Initial sessions of multisession treatment have been shown to be particularly effective and to be a critical phase with benefits and symptom changes maintained thereafter. (Katie Aafjes van Dorn, Kristen Sweeny. (2019). The effectiveness of initial therapy contact: a systematic review. Clinical Psychology Review, 74.)
In addition to the importance of the initial phase in providing needed understanding and symptom reduction when clients are suffering the most, and providing a solid foundation for the subsequent course of the therapy, these sessions provide superb teaching opportunities.
By focusing on the initial phase or trial therapy (first sessions), we will have an ideal opportunity to explore foundational topics like psychodiagnosis, tracking multiple relevant parameters, goal setting, task agreement, choice points for differential interventions, forks in the road, exit ramps, motivation, resistance, decision trees and case formulation.
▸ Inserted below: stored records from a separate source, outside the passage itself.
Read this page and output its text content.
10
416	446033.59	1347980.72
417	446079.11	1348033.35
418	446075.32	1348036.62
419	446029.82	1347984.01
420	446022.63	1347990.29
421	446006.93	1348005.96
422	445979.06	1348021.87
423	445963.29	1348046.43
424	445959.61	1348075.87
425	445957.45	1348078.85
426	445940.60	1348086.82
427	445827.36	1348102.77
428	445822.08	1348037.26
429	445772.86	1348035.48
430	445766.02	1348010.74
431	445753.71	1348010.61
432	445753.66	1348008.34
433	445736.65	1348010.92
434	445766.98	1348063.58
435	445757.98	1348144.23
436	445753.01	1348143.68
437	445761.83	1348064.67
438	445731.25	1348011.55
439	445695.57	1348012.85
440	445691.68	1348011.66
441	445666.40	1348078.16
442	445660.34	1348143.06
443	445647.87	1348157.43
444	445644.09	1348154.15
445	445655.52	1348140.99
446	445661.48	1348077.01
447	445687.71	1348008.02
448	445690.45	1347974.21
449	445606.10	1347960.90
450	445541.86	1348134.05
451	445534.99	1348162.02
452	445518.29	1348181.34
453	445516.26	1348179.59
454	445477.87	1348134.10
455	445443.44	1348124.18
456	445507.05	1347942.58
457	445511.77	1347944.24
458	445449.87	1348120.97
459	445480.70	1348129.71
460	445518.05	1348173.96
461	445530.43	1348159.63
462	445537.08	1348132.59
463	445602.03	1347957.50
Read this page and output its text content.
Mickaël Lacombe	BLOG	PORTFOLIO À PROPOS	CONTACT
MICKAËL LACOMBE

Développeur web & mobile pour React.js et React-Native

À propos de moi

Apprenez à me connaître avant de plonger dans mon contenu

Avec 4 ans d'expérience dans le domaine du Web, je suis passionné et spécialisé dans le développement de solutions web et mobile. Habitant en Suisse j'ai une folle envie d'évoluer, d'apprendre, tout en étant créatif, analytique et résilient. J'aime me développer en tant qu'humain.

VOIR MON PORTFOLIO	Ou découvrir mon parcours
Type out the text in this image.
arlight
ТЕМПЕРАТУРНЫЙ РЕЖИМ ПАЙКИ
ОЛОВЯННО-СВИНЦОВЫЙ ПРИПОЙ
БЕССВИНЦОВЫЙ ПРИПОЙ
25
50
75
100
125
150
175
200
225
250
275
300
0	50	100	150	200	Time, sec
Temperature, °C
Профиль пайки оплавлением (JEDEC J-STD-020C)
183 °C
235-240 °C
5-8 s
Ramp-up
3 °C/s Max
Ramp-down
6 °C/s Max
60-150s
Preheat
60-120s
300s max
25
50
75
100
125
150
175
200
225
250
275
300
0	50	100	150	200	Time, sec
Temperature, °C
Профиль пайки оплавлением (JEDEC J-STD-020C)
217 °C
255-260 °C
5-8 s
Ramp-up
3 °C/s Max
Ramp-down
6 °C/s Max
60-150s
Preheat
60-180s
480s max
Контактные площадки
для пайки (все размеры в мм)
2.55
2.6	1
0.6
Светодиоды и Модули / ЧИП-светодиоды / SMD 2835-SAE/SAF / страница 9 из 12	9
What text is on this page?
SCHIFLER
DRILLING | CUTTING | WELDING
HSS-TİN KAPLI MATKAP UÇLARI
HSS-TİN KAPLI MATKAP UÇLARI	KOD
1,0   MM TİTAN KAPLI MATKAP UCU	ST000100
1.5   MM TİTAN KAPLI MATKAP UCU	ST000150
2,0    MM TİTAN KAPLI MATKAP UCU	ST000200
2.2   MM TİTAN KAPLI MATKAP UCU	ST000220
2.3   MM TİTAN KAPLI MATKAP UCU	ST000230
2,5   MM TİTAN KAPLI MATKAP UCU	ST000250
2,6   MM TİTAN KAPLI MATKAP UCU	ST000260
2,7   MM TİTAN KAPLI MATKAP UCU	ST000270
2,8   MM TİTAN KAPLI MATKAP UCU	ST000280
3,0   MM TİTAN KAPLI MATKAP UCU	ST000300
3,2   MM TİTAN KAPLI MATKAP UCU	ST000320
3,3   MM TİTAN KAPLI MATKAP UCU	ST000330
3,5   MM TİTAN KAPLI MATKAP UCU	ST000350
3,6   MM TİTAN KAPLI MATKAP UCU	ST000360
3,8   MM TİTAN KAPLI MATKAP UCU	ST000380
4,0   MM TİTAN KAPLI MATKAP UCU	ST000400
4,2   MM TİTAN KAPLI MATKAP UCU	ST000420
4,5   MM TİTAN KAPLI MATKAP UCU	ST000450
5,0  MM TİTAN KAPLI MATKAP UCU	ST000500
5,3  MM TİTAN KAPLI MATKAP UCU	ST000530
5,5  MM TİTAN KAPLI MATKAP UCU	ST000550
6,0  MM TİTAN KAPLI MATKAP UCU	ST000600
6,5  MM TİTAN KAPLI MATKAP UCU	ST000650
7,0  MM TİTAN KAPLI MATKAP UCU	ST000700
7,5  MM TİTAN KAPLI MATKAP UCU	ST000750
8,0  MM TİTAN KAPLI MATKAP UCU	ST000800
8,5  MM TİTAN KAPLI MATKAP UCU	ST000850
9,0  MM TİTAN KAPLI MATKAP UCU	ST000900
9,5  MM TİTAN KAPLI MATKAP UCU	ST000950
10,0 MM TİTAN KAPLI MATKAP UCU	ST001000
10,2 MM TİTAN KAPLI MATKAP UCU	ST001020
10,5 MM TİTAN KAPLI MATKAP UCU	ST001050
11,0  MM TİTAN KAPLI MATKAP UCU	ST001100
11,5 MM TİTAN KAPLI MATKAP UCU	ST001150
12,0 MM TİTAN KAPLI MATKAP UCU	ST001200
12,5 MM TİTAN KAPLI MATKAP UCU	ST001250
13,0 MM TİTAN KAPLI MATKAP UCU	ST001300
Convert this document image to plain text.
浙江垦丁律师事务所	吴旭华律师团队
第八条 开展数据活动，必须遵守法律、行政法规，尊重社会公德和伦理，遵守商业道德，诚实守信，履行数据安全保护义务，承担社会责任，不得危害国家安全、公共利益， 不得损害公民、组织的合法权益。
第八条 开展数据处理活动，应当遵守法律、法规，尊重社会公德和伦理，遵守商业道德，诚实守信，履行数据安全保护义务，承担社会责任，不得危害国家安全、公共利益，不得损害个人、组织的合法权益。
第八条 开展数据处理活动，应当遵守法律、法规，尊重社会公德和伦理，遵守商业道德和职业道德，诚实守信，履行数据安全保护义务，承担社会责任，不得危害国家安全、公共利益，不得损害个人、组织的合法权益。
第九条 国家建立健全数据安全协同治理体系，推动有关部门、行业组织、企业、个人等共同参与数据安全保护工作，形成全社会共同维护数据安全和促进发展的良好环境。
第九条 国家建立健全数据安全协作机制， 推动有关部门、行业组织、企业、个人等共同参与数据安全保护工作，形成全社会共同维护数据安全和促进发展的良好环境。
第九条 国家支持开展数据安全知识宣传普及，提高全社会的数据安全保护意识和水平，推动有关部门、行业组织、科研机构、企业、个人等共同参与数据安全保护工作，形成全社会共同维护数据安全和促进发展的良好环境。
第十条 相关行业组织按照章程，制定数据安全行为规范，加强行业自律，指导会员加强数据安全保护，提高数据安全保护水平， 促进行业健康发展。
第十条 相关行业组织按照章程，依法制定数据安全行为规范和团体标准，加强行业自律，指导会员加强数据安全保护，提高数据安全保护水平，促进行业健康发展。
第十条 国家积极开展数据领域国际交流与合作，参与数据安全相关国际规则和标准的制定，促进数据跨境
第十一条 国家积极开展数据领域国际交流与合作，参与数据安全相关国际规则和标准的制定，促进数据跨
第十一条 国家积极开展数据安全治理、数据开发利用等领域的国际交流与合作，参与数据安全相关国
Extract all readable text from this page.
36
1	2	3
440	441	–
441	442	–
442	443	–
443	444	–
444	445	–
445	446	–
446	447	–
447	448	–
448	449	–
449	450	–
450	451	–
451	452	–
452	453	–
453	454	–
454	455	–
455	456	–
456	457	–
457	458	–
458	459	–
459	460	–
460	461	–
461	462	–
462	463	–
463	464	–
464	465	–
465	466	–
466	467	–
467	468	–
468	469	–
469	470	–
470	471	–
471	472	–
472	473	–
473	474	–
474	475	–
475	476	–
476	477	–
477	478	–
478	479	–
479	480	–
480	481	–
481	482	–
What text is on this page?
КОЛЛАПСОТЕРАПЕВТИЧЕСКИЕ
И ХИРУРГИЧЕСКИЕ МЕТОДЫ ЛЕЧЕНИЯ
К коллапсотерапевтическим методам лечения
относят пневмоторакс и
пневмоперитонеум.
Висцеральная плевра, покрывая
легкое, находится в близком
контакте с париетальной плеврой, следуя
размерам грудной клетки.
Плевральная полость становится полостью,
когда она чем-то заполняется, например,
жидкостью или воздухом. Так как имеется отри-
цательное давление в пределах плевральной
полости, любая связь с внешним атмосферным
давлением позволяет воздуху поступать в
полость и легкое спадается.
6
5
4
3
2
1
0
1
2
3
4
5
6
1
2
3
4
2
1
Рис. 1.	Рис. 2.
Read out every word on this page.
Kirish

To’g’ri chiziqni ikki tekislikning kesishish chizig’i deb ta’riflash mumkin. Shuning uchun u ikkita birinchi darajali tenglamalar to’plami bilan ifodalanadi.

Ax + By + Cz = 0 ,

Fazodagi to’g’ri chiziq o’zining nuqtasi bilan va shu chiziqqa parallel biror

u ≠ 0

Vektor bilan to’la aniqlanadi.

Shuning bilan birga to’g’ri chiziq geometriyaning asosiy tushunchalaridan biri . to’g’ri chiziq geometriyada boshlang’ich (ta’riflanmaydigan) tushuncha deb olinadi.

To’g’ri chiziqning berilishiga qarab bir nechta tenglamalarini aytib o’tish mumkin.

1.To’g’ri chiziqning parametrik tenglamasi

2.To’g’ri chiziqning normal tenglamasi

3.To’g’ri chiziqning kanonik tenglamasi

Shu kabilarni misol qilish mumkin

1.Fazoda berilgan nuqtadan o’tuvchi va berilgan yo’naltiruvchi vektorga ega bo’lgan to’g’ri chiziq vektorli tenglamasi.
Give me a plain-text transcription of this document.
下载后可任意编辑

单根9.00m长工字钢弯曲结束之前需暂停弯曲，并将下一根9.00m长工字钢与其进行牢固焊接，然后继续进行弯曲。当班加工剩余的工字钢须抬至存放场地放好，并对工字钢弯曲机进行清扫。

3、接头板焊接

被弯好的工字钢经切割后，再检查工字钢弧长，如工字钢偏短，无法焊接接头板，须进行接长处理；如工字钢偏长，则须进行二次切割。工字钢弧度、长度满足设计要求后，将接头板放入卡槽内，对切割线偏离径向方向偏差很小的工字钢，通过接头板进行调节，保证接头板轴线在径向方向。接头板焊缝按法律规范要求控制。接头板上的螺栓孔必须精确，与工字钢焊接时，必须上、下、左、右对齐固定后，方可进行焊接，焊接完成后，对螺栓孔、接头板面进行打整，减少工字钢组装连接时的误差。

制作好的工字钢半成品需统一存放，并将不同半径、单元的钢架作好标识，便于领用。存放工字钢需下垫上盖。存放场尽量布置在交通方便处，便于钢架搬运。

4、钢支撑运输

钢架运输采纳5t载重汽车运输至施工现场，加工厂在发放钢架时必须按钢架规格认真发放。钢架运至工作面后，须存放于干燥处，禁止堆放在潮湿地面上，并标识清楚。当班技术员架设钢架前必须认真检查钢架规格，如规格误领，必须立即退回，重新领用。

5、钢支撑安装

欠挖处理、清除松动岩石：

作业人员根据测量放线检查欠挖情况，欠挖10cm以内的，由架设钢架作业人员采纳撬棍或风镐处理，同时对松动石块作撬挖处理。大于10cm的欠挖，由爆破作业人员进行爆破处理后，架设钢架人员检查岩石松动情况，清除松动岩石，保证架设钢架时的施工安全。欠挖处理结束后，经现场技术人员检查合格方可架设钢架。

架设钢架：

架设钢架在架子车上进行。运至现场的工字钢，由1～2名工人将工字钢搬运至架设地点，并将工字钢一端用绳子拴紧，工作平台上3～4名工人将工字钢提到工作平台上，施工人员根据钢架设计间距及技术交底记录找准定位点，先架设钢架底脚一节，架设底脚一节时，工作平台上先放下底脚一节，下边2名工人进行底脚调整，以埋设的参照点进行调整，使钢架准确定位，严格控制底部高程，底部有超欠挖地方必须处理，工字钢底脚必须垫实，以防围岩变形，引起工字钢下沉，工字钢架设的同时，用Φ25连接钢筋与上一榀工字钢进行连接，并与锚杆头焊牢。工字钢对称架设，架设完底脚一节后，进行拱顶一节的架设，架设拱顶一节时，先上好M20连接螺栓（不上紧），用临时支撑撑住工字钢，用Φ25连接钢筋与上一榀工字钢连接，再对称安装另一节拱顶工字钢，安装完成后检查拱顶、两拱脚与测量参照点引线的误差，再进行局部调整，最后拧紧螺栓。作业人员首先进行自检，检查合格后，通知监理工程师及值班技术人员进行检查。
By reviewing multiple first sessions, participants will gain a sense of factors common in the crucial initial phase that provide the foundation for the remainder of the therapy course. Looking at these issues in a first session is less complicated because there is no prior therapy history that influences the process. Trainees often comment that it is more helpful to see “HOW you get there” rather than just watching “BEING there.” The primary goal is to show that process in detail, including all of the variations and uncertainty involved, as it is unfolding.